Maria Café, das Tucanas – outro colectivo feminino, neste caso de vozes, percussões e episódicos acordeão e sopros – situa-se no polo oposto: o álbum de estreia deste estilhaço distante da galáxia Rui Júnior/Tocá Rufar/Wok sonha com uma “tradição” poliglota (para a qual inventaram, expressamente, o “tucanês”) onde os diversos veios locais se confundem e a única raiz comum se alimenta da batida rítmica. Ainda não terão iniciado uma autêntica expedição de verdadeiras descobertas nem cartografado territórios inconfundivelmente novos mas o programa e desenvolvimentos futuros deverão ser seguidos com atenção.

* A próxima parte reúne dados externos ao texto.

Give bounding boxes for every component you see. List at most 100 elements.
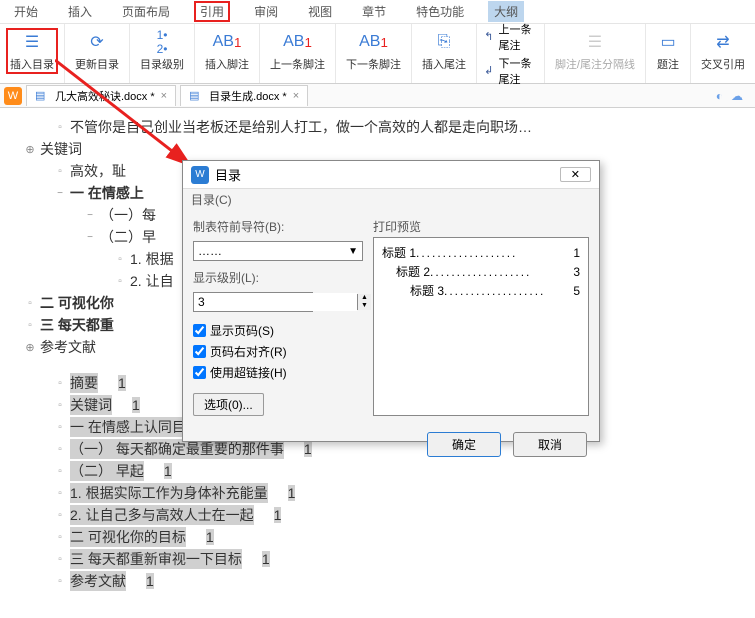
toc-dialog: W 目录 ✕ 目录(C) 制表符前导符(B): ……▼ 显示级别(L): ▲▼ … [182, 160, 600, 442]
toc-level-label: 目录级别 [140, 56, 184, 72]
toc-text: 摘要 [70, 373, 98, 393]
show-page-checkbox[interactable]: 显示页码(S) [193, 322, 363, 339]
preview-dots: ................... [416, 244, 573, 263]
crossref-label: 交叉引用 [701, 56, 745, 72]
toc-page: 1 [118, 375, 126, 391]
menu-start[interactable]: 开始 [8, 1, 44, 22]
cloud-icon[interactable]: ☁ [731, 89, 743, 103]
right-align-checkbox[interactable]: 页码右对齐(R) [193, 343, 363, 360]
insert-footnote-button[interactable]: AB1 插入脚注 [201, 28, 253, 74]
cancel-button[interactable]: 取消 [513, 432, 587, 457]
insert-footnote-label: 插入脚注 [205, 56, 249, 72]
body-text: 不管你是自己创业当老板还是给别人打工，做一个高效的人都是走向职场… [70, 117, 532, 137]
insert-endnote-button[interactable]: ⎘ 插入尾注 [418, 28, 470, 74]
dropdown-icon: ▼ [348, 246, 358, 257]
next-footnote-icon: AB1 [362, 30, 386, 54]
next-endnote-label: 下一条尾注 [498, 55, 537, 87]
preview-page: 1 [573, 244, 580, 263]
toc-page: 1 [132, 397, 140, 413]
show-page-check[interactable] [193, 324, 206, 337]
leader-value: …… [198, 244, 222, 258]
preview-page: 3 [573, 263, 580, 282]
doc-icon: ▤ [35, 89, 49, 103]
prev-endnote-icon: ↰ [483, 29, 494, 45]
spin-up-icon[interactable]: ▲ [358, 294, 371, 302]
spin-down-icon[interactable]: ▼ [358, 302, 371, 310]
show-page-label: 显示页码(S) [210, 322, 274, 339]
toc-text: 2. 让自己多与高效人士在一起 [70, 505, 254, 525]
preview-page: 5 [573, 282, 580, 301]
preview-line: 标题 1...................1 [382, 244, 580, 263]
separator-label: 脚注/尾注分隔线 [555, 56, 635, 72]
toc-row: 1. 根据实际工作为身体补充能量1 [20, 482, 735, 504]
toc-level-button[interactable]: 1•2• 目录级别 [136, 28, 188, 74]
heading-1-2: （二）早 [100, 227, 156, 247]
caption-label: 题注 [657, 56, 679, 72]
preview-text: 标题 1 [382, 244, 416, 263]
ok-button[interactable]: 确定 [427, 432, 501, 457]
menu-feature[interactable]: 特色功能 [410, 1, 470, 22]
crossref-button[interactable]: ⇄ 交叉引用 [697, 28, 749, 74]
separator-button: ☰ 脚注/尾注分隔线 [551, 28, 639, 74]
insert-toc-label: 插入目录 [10, 56, 54, 72]
prev-footnote-button[interactable]: AB1 上一条脚注 [266, 28, 329, 74]
prev-endnote-button[interactable]: ↰上一条尾注 [483, 21, 538, 53]
home-icon[interactable]: W [4, 87, 22, 105]
tab-close-icon[interactable]: × [293, 90, 299, 102]
menu-review[interactable]: 审阅 [248, 1, 284, 22]
hyperlink-checkbox[interactable]: 使用超链接(H) [193, 364, 363, 381]
toc-page: 1 [262, 551, 270, 567]
preview-text: 标题 2 [396, 263, 430, 282]
dialog-close-button[interactable]: ✕ [560, 167, 591, 182]
toc-text: 参考文献 [70, 571, 126, 591]
toc-text: （二） 早起 [70, 461, 144, 481]
heading-keywords: 关键词 [40, 139, 82, 159]
update-icon: ⟳ [85, 30, 109, 54]
hyperlink-label: 使用超链接(H) [210, 364, 287, 381]
options-button[interactable]: 选项(0)... [193, 393, 264, 416]
toc-text: 一 在情感上认同目标 [70, 417, 200, 437]
doc-icon: ▤ [189, 89, 203, 103]
preview-dots: ................... [444, 282, 573, 301]
dialog-app-icon: W [191, 166, 209, 184]
toc-row: 二 可视化你的目标1 [20, 526, 735, 548]
insert-toc-button[interactable]: ☰ 插入目录 [6, 28, 58, 74]
toc-page: 1 [288, 485, 296, 501]
menu-layout[interactable]: 页面布局 [116, 1, 176, 22]
keywords-text: 高效，耻 [70, 161, 126, 181]
insert-endnote-label: 插入尾注 [422, 56, 466, 72]
ribbon: ☰ 插入目录 ⟳ 更新目录 1•2• 目录级别 AB1 插入脚注 AB1 上一条… [0, 24, 755, 84]
heading-1: 一 在情感上 [70, 183, 144, 203]
cloud-sync-icon[interactable]: ◐ [716, 89, 723, 103]
tab-close-icon[interactable]: × [161, 90, 167, 102]
menu-view[interactable]: 视图 [302, 1, 338, 22]
level-input[interactable] [194, 293, 357, 311]
prev-footnote-label: 上一条脚注 [270, 56, 325, 72]
right-align-check[interactable] [193, 345, 206, 358]
hyperlink-check[interactable] [193, 366, 206, 379]
leader-combo[interactable]: …… ▼ [193, 241, 363, 261]
menu-bar: 开始 插入 页面布局 引用 审阅 视图 章节 特色功能 大纲 [0, 0, 755, 24]
toc-row: 参考文献1 [20, 570, 735, 592]
toc-page: 1 [164, 463, 172, 479]
tab-doc2[interactable]: ▤ 目录生成.docx * × [180, 85, 308, 106]
right-align-label: 页码右对齐(R) [210, 343, 287, 360]
caption-button[interactable]: ▭ 题注 [652, 28, 684, 74]
dialog-title: 目录 [215, 165, 241, 184]
prev-footnote-icon: AB1 [286, 30, 310, 54]
toc-icon: ☰ [20, 30, 44, 54]
menu-insert[interactable]: 插入 [62, 1, 98, 22]
dialog-section-label: 目录(C) [183, 189, 599, 210]
menu-outline[interactable]: 大纲 [488, 1, 524, 22]
toc-page: 1 [206, 529, 214, 545]
menu-chapter[interactable]: 章节 [356, 1, 392, 22]
next-endnote-button[interactable]: ↲下一条尾注 [483, 55, 538, 87]
toc-row: 2. 让自己多与高效人士在一起1 [20, 504, 735, 526]
tab-doc1[interactable]: ▤ 几大高效秘诀.docx * × [26, 85, 176, 106]
update-toc-button[interactable]: ⟳ 更新目录 [71, 28, 123, 74]
preview-line: 标题 2...................3 [382, 263, 580, 282]
menu-references[interactable]: 引用 [194, 1, 230, 22]
level-spinner[interactable]: ▲▼ [193, 292, 313, 312]
next-footnote-button[interactable]: AB1 下一条脚注 [342, 28, 405, 74]
dialog-titlebar[interactable]: W 目录 ✕ [183, 161, 599, 189]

Entre ambos, a Ronda dos Quatro Caminhos, com Sulitânia, explora as hipóteses de uma amplificação de recursos no tratamento do reportório tradicional para o que recorre aos efectivos combinados das Adufeiras de Monsanto, do grupo alentejano Coral Guadiana de Mértola, do côro Eborae Musica, do quarteto de cordas Opus 4 e dos Cantares de Évora. O ensaio de estilização e (quase) elevação ao patamar de “música de concerto” da tradição popular é, sem dúvida, conseguido, mas é impossível não reparar como, num terreno onde já muito pouco cerimoniosamente lavraram os Chuchurumel, Gaiteiros, Sétima Legião e Amélia Muge, Sulitânia resulta excessivamente engravatado e conservador.